Braço-de-ferro e mão sindical
Idealizado pelo também dono da Douro Azul como "o melhor hotel de cinco estrelas da cidade do Porto", este empreendimento inclui 78 quartos, nove apartamentos T1 e a recuperação da memória do Café Monumental, que terá capacidade para 140 pessoas. Quando foi inaugurado, em Novembro de 1930, era o maior café do país e considerado um dos mais luxuosos da Península Ibérica, dispunha de 24 mesas de bilhar e era também famoso por ter uma grande sala de concertos onde diariamente tocavam duas orquestras ao vivo.
No entanto, a empresa de Mário Ferreira chegou agora à conclusão que o ACE se mostra "incapaz de cumprir o projecto e de suportar os termos constantes do contrato, nomeadamente não apresentando as garantias bancárias a que se obriga, incapaz de garantir a manutenção das suas equipas em obra, apresentar uma total incapacidade financeira para cumprir com as suas obrigações e demonstrar total incapacidade para cumprir os prazos de conclusão da obra estabelecidos de mútuo acordo". A estes argumentos soma ainda "a evidente descoordenação da equipa de gestão da empreitada".

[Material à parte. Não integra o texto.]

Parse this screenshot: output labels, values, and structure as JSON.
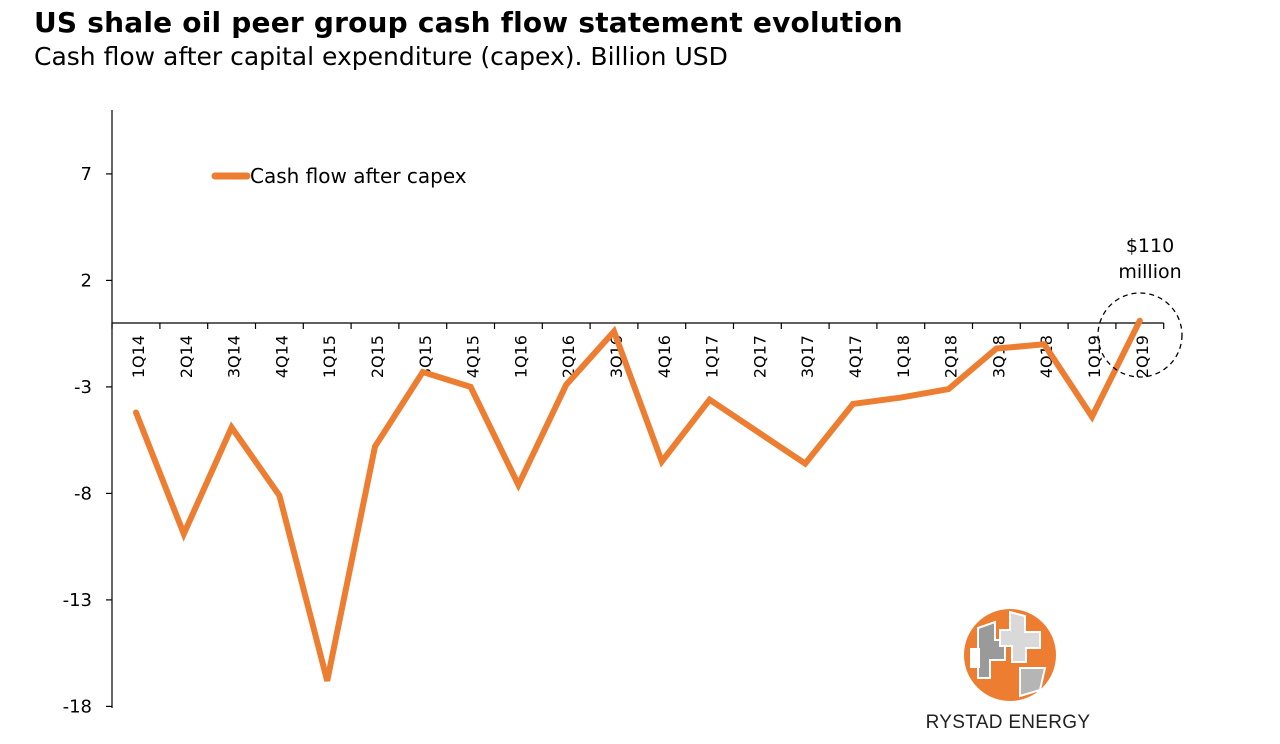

Ora, "tomada esta decisão por força da incapacidade dos actuais parceiros e perante a ausência de contacto e envolvimento do Dr. Joaquim Fitas, que se tem mostrado ausente e incontactável de todo o processo desde Julho" deste ano, a dona da obra refere que irá "tomar todas as diligências necessárias para garantir a continuidade e conclusão da empreitada, empregando para tal os meios próprios que considerar pertinentes e recorrendo ao mercado para encontrar soluções mais capazes".

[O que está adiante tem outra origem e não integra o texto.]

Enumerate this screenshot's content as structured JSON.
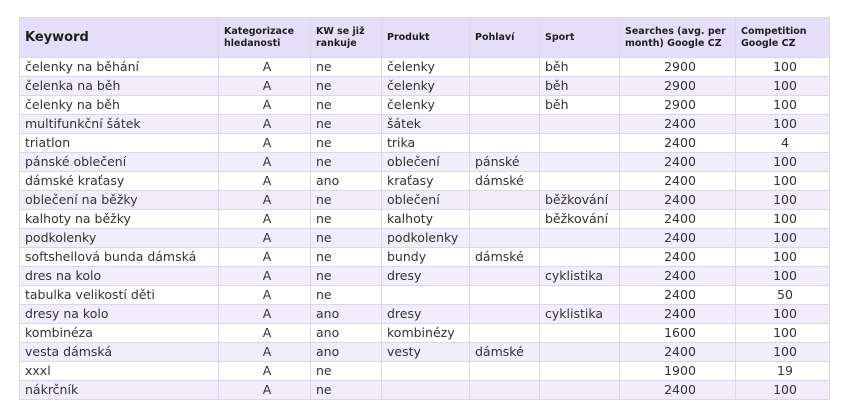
{
  "headers": {
    "keyword": "Keyword",
    "kategorizace": "Kategorizace hledanosti",
    "ranking": "KW se již rankuje",
    "produkt": "Produkt",
    "pohlavi": "Pohlaví",
    "sport": "Sport",
    "searches": "Searches (avg. per month) Google CZ",
    "competition": "Competition Google CZ"
  },
  "rows": [
    {
      "keyword": "čelenky na běhání",
      "kategorizace": "A",
      "ranking": "ne",
      "produkt": "čelenky",
      "pohlavi": "",
      "sport": "běh",
      "searches": "2900",
      "competition": "100"
    },
    {
      "keyword": "čelenka na běh",
      "kategorizace": "A",
      "ranking": "ne",
      "produkt": "čelenky",
      "pohlavi": "",
      "sport": "běh",
      "searches": "2900",
      "competition": "100"
    },
    {
      "keyword": "čelenky na běh",
      "kategorizace": "A",
      "ranking": "ne",
      "produkt": "čelenky",
      "pohlavi": "",
      "sport": "běh",
      "searches": "2900",
      "competition": "100"
    },
    {
      "keyword": "multifunkční šátek",
      "kategorizace": "A",
      "ranking": "ne",
      "produkt": "šátek",
      "pohlavi": "",
      "sport": "",
      "searches": "2400",
      "competition": "100"
    },
    {
      "keyword": "triatlon",
      "kategorizace": "A",
      "ranking": "ne",
      "produkt": "trika",
      "pohlavi": "",
      "sport": "",
      "searches": "2400",
      "competition": "4"
    },
    {
      "keyword": "pánské oblečení",
      "kategorizace": "A",
      "ranking": "ne",
      "produkt": "oblečení",
      "pohlavi": "pánské",
      "sport": "",
      "searches": "2400",
      "competition": "100"
    },
    {
      "keyword": "dámské kraťasy",
      "kategorizace": "A",
      "ranking": "ano",
      "produkt": "kraťasy",
      "pohlavi": "dámské",
      "sport": "",
      "searches": "2400",
      "competition": "100"
    },
    {
      "keyword": "oblečení na běžky",
      "kategorizace": "A",
      "ranking": "ne",
      "produkt": "oblečení",
      "pohlavi": "",
      "sport": "běžkování",
      "searches": "2400",
      "competition": "100"
    },
    {
      "keyword": "kalhoty na běžky",
      "kategorizace": "A",
      "ranking": "ne",
      "produkt": "kalhoty",
      "pohlavi": "",
      "sport": "běžkování",
      "searches": "2400",
      "competition": "100"
    },
    {
      "keyword": "podkolenky",
      "kategorizace": "A",
      "ranking": "ne",
      "produkt": "podkolenky",
      "pohlavi": "",
      "sport": "",
      "searches": "2400",
      "competition": "100"
    },
    {
      "keyword": "softshellová bunda dámská",
      "kategorizace": "A",
      "ranking": "ne",
      "produkt": "bundy",
      "pohlavi": "dámské",
      "sport": "",
      "searches": "2400",
      "competition": "100"
    },
    {
      "keyword": "dres na kolo",
      "kategorizace": "A",
      "ranking": "ne",
      "produkt": "dresy",
      "pohlavi": "",
      "sport": "cyklistika",
      "searches": "2400",
      "competition": "100"
    },
    {
      "keyword": "tabulka velikostí děti",
      "kategorizace": "A",
      "ranking": "ne",
      "produkt": "",
      "pohlavi": "",
      "sport": "",
      "searches": "2400",
      "competition": "50"
    },
    {
      "keyword": "dresy na kolo",
      "kategorizace": "A",
      "ranking": "ano",
      "produkt": "dresy",
      "pohlavi": "",
      "sport": "cyklistika",
      "searches": "2400",
      "competition": "100"
    },
    {
      "keyword": "kombinéza",
      "kategorizace": "A",
      "ranking": "ano",
      "produkt": "kombinézy",
      "pohlavi": "",
      "sport": "",
      "searches": "1600",
      "competition": "100"
    },
    {
      "keyword": "vesta dámská",
      "kategorizace": "A",
      "ranking": "ano",
      "produkt": "vesty",
      "pohlavi": "dámské",
      "sport": "",
      "searches": "2400",
      "competition": "100"
    },
    {
      "keyword": "xxxl",
      "kategorizace": "A",
      "ranking": "ne",
      "produkt": "",
      "pohlavi": "",
      "sport": "",
      "searches": "1900",
      "competition": "19"
    },
    {
      "keyword": "nákrčník",
      "kategorizace": "A",
      "ranking": "ne",
      "produkt": "",
      "pohlavi": "",
      "sport": "",
      "searches": "2400",
      "competition": "100"
    }
  ]
}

Logo na sexta-feira, o Sindicato da Construção de Portugal, liderado por Albano Ribeiro, antecipou que "se o dono da obra [retirasse] a empreitada à Soares da Costa, mantendo os trabalhadores em obra, o sindicato [estaria] inteiramente de acordo com esta decisão". Numa aparente tentativa de agarrar essa mão que se estendeu, a MI sustenta que, "havendo exequibilidade jurídica e legal", está "disponível, fora do âmbito do ACE, para tentar encontrar uma solução que possibilite a manutenção destes colaboradores no processo da empreitada, mantendo os seus enquadramentos salariais actuais".